Pihak terkait lainnya yang tidak boleh kita lupakan adalah industry
farmasi. Elemen inilah yang memproses tanaman herbal menjadi sebuah obat herbal
yang layak konsumsi. Selama ini memang obat-obat Indonesia diproduksi oleh
industry farmasi dalam negeri. Namun,
produsennya berbeda-beda, ada PMA (Penanaman Modal Asing), PMDN (Penanaman
Modal Dalam Negeri), BUMN, dan industri menengah dan kecil. Dari sisi jumlah,
industri farmasi di Indonesia sekitar 280 perusahaan. Memang sebagian besar,
hampir 80% adalah perusahaan farmasi yang penanam modalnya milik dalam negeri,
dan industri kecil dan menengah. Namun, sisa 20%nya adalah perusahaan asing.

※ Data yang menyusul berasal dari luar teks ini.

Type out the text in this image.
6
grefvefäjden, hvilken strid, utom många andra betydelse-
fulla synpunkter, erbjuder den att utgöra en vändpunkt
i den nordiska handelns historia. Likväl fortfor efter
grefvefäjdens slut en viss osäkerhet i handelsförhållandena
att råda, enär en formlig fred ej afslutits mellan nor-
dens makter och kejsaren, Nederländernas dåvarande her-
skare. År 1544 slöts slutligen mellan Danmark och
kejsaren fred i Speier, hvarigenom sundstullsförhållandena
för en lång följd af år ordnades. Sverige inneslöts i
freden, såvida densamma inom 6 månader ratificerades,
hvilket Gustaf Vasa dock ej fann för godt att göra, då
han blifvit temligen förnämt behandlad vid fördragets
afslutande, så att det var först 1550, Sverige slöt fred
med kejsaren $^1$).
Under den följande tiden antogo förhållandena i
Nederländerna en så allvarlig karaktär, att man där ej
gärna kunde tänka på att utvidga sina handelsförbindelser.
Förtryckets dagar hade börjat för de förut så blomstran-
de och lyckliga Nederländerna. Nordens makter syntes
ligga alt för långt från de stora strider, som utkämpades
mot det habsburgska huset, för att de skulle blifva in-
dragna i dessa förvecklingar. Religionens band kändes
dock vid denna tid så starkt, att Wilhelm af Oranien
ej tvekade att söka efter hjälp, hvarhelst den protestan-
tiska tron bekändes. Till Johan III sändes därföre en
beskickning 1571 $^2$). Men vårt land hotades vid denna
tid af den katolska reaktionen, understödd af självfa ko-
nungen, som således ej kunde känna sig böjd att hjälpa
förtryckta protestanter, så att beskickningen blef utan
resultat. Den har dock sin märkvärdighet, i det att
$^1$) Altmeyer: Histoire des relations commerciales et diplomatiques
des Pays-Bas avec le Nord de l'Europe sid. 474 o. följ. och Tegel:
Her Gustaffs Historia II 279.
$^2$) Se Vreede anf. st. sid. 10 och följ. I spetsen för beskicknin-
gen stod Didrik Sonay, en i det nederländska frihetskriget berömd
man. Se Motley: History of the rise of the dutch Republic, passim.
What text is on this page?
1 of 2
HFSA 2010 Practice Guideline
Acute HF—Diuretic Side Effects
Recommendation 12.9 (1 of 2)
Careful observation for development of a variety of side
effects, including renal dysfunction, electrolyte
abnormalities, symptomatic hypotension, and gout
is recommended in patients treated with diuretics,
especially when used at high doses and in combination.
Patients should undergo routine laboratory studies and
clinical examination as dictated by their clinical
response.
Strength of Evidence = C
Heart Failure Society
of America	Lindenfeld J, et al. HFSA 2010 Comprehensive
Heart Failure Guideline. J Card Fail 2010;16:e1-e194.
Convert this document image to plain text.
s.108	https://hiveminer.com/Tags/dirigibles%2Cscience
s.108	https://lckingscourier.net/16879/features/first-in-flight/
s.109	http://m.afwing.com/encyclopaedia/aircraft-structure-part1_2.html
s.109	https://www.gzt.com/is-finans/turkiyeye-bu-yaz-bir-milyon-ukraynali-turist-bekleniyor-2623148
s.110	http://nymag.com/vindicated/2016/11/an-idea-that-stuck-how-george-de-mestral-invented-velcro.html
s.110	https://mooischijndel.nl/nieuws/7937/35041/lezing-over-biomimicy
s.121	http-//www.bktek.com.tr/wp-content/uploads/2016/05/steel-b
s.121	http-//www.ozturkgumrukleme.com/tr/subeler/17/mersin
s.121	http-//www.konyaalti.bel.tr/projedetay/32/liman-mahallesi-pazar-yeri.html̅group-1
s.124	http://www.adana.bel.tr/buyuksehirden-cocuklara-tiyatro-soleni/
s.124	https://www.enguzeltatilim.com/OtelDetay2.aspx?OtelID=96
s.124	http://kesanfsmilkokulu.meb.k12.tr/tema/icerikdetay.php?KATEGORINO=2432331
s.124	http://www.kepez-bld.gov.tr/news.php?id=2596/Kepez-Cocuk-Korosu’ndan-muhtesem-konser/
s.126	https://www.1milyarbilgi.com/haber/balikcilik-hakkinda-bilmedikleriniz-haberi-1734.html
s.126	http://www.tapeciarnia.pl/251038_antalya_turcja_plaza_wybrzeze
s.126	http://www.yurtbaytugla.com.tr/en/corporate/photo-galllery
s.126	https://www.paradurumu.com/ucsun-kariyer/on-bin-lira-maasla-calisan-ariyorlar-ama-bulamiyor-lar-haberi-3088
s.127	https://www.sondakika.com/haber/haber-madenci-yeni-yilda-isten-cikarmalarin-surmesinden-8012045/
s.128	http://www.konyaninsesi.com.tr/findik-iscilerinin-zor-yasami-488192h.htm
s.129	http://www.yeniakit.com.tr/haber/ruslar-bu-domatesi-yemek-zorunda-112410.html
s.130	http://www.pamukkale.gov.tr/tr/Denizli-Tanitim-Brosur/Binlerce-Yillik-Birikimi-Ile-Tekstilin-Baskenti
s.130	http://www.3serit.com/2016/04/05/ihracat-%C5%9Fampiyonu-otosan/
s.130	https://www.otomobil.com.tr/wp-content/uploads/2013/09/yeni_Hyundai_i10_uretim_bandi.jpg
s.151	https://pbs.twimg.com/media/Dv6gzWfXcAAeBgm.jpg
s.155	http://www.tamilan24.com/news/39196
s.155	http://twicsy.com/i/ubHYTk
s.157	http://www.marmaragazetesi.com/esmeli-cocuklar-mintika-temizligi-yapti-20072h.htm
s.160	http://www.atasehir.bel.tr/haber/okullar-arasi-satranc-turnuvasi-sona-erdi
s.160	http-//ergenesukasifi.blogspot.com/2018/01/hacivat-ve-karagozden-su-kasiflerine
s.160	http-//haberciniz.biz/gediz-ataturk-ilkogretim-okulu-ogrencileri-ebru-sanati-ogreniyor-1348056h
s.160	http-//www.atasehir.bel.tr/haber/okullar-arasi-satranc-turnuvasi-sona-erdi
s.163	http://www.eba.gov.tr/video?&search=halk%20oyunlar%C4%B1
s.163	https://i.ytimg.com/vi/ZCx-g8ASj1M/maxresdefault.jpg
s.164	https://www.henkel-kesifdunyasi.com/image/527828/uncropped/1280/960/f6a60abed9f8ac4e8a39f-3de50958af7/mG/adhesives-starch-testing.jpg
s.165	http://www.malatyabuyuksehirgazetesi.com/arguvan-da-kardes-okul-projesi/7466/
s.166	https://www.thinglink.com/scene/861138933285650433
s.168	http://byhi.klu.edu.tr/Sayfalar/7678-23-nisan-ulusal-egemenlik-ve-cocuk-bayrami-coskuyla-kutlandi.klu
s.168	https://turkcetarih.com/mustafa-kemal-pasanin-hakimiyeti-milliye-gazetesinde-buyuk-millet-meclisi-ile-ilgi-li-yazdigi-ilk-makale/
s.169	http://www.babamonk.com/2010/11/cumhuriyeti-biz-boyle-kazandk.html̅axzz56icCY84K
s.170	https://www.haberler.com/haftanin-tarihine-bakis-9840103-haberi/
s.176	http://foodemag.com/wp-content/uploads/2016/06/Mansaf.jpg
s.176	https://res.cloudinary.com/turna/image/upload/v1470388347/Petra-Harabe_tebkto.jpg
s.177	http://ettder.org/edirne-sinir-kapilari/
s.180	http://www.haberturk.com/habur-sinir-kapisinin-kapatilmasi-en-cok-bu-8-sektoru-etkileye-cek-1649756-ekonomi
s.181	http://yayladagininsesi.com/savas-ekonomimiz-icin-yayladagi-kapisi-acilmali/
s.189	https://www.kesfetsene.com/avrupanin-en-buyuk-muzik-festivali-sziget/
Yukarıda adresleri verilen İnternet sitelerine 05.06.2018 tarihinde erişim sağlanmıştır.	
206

Dan perusahaan asing inilah yang menguasai 80% kapital dan penguasaan atas
pasar. Sehingga bisa dipastikan dari tahun
ketahun harga obat menjadi naik. Selain itu,
sebagian besar bahan baku obat harus impor, yaitu sekitar 95%, baik bahan
berkhasiat maupun bahan pembantu. Impor bahan baku ini semakin memperparah
kenaikan harga obat karena tujuan dari ekspor-impor adalah untuk mencari
keuntungan.
Banyak
indusrtri farmasi yang sampai saat ini
belum bisa bersaing dalam skala global dikarenakan ketidakmampuan
industry tersebut memenuhi syarat sebagai industry yang layak. Sehingga
diperlukan revitalisasi industry farmasi tersebut agar nantinya mereka mampu
memenuhi persayaratan baik dari segi ACTD
(Asean Common Technical Dosier) dan ACTR (Asean Common Technical Requirements).
Peran akademisi farmasi akan terlihat di sini, mereka dituntut untuk mampu
menjadikan industry farmasi ini menghasilkan obat herbal yang terstandar dan
layak edar. Industry farmasi juga bisa bekerja sama dengan akademisi farmasi
dalam hal penelitian dan pengembangan obat herbal. Bila program-program yang
telah ditetapkan ini mampu berjalan dengan baik, maka obat dengan harga murah
akan muncul di pasaran, sehingga masyarakat menengah ke bawah tidak lagi
khawatir dalam membeli obat.
Elemen
sinergisitas yang terakhir adalah pemerintah. Apabila akademisi dan industry
farmasi telah menjalin kerja sama yang baik, maka itu belum sempurna bila
pemerintah belum terlibat di dalamnya. Pemerintah memegang peran yang sangat
penting dalam pencapaian visi obat herbal Indonesia karena berkaitan dengan
legalitas atau perijinan. Selain itu pemerintah juga berperan dalam membentuk
badan-badan yang terkait demi mendukung terlaksananya optimalisasi obat herbal
dalam proses pengobatan. Selama ini badan-badan yang telah dibentuk oleh
pemerintah antara lain, Bina
Pelayanan Kesehatan Tradisional, Alternatif, dan Komplementer Kementerian
Kesehatan, serta Penilaian Obat Asli Indonesia BPOM. Pemerintah juga berperan penting dalam
membantu terwujudnya kerjasama Indonesia dengan negara lain di dunia dalam
upaya mewujudkan kesehatan dunia melalui optimalisasi obat herbal Indonesia.
Sehingga dapatlah ditarik kesimpulan, jika Indonesia ingin mengoptimalkan
penggunaan obat herbal dalam proses pengobatan, baik dalam tingkat nasional
maupun global, maka diperlukan sinergisitas antara akademisi farmasi, industry
farmasi, dan pemerintah. Peran yang baik dari masing-masing elemen akan
menjadikan obat herbal Indonesia mampu diterima bangsa bahkan dunia.